Melansir Lembaga Layanan Pendidikan Tinggi Wilayah III (LLDIKTI) Kemendikbud 2020, terdapat 7 butir peningkatan tata kelola menuju perguruan tinggi yang bermutu. Salah satunya menyoal kualitas tenaga pendidik yang diatur dalam butir penjaminan mutu dan relevansinya. Isi dari butir tersebut adalah upaya perguruan tinggi dalam membangun budaya mutu melalui sistem pejaminan mutu, sertifikasi, dan penelusuran.
Nahas, upaya membangun kualitas keguruan seperti itu masih jauh dari kata baik jika kasus pemilih-milihan dosen tetap marak terjadi. Lembaga Pendidikan Tenaga Kependidikan (LPTK) yang banyak menjebol tenaga pendidik belum menghasilkan tenaga pendidik dengan orientasi jelas. Orientasi tersebut ditentukan oleh upaya tenaga pengajar universitas atau pemangku kepentingan untuk mengatur bagian akademik.

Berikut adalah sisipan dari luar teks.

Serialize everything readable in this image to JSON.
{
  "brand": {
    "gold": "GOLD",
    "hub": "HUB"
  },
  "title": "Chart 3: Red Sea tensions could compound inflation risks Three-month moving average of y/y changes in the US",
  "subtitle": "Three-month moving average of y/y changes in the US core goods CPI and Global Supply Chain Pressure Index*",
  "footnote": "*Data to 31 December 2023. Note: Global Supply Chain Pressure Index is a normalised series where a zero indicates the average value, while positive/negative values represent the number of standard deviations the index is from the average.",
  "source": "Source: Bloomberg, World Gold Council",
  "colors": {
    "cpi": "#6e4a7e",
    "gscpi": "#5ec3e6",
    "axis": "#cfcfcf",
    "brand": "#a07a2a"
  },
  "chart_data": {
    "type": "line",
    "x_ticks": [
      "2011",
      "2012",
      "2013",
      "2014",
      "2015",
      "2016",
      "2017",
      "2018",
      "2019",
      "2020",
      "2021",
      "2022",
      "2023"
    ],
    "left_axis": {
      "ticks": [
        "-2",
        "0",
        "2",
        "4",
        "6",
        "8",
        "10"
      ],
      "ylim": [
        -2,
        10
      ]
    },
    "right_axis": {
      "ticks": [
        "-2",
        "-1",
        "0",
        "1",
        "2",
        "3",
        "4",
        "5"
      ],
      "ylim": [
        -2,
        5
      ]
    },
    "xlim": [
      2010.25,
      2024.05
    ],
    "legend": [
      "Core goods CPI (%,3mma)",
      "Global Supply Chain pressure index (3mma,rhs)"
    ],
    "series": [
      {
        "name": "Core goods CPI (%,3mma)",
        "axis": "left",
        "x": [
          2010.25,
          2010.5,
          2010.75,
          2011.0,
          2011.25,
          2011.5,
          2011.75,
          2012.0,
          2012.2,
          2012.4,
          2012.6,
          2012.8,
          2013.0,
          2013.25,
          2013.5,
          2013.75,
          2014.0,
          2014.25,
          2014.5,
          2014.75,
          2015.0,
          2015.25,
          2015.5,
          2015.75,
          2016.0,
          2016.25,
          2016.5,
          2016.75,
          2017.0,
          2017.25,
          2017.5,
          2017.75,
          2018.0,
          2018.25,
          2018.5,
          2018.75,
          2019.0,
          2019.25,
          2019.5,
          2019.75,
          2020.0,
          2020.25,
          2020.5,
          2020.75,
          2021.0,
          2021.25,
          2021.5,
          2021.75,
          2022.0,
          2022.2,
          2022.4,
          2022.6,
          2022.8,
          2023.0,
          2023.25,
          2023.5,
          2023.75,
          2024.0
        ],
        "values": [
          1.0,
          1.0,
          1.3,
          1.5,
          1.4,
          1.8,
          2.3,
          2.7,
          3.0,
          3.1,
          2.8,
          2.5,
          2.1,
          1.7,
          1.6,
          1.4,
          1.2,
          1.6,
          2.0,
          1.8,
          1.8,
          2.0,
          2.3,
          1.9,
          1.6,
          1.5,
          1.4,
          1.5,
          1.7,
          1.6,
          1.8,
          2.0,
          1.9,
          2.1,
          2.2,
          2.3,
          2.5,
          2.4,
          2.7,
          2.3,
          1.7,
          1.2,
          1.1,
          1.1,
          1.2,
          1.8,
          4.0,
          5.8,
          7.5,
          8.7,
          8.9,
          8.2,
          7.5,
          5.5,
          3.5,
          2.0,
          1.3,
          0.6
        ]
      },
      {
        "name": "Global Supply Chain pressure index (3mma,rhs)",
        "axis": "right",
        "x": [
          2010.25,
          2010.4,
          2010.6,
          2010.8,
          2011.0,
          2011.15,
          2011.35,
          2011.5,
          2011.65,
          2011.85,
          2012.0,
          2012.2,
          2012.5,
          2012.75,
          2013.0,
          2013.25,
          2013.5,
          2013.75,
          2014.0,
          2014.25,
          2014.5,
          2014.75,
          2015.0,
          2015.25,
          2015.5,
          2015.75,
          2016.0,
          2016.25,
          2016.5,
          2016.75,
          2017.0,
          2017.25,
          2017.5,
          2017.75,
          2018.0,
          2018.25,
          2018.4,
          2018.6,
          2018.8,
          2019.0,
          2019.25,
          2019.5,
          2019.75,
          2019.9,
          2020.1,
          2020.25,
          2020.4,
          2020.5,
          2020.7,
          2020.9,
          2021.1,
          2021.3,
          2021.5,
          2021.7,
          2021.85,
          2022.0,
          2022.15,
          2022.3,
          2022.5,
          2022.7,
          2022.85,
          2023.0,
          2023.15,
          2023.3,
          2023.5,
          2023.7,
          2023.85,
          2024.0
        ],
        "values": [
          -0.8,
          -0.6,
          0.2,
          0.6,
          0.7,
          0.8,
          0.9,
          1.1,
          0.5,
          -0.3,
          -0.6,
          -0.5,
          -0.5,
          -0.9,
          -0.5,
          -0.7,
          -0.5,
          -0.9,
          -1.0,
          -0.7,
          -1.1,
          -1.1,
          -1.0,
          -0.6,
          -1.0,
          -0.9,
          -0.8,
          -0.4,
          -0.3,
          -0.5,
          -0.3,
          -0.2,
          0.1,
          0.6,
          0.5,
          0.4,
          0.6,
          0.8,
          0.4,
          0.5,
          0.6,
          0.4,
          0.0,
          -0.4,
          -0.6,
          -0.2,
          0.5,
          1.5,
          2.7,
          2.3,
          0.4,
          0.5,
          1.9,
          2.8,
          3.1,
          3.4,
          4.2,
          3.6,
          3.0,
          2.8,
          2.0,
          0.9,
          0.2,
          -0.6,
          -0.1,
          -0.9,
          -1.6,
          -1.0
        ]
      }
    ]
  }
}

Dalam buku “Gelombang Liberalisme Pendidikan”, Teguh Triwiyanto memaparkan analisis terkait tenaga pendidik yang tidak memiliki orientasi jelas. Secara umum, mutu pendidikan dipengaruhi oleh mutu proses pembelajaran yang mencakup beberapa komponen (mulai dari jenis pendidikan, aktor-aktor yang turut berpartisipasi dalam pendidikan, dan fasilitas pendidikan).
Masing-masing komponen yang di atas harus dikelola dengan baik. Salah satu cara yang dapat digunakan adalah menjadikan dosen sebagai garda terdepan guna melakukan perbaikan iklim akademik.
Sayangnya hal tersebut malah menjadi pesimis ketika status PTN-BH muncul di tengah perguruan tinggi. Para dosen dipacu terus mengejar capaian hasil indikator Permendikbud Nomor 4 Tahun 2020 lewat portofolio penugasan, guna mendongkrak universitas menjadi PTN-BH. Selayaknya angin semilir yang mendorong layar perahu, Tri dharma perguruan tinggi sekedar menjadi instrumen PTN agar cepat menjadi PTN-BH.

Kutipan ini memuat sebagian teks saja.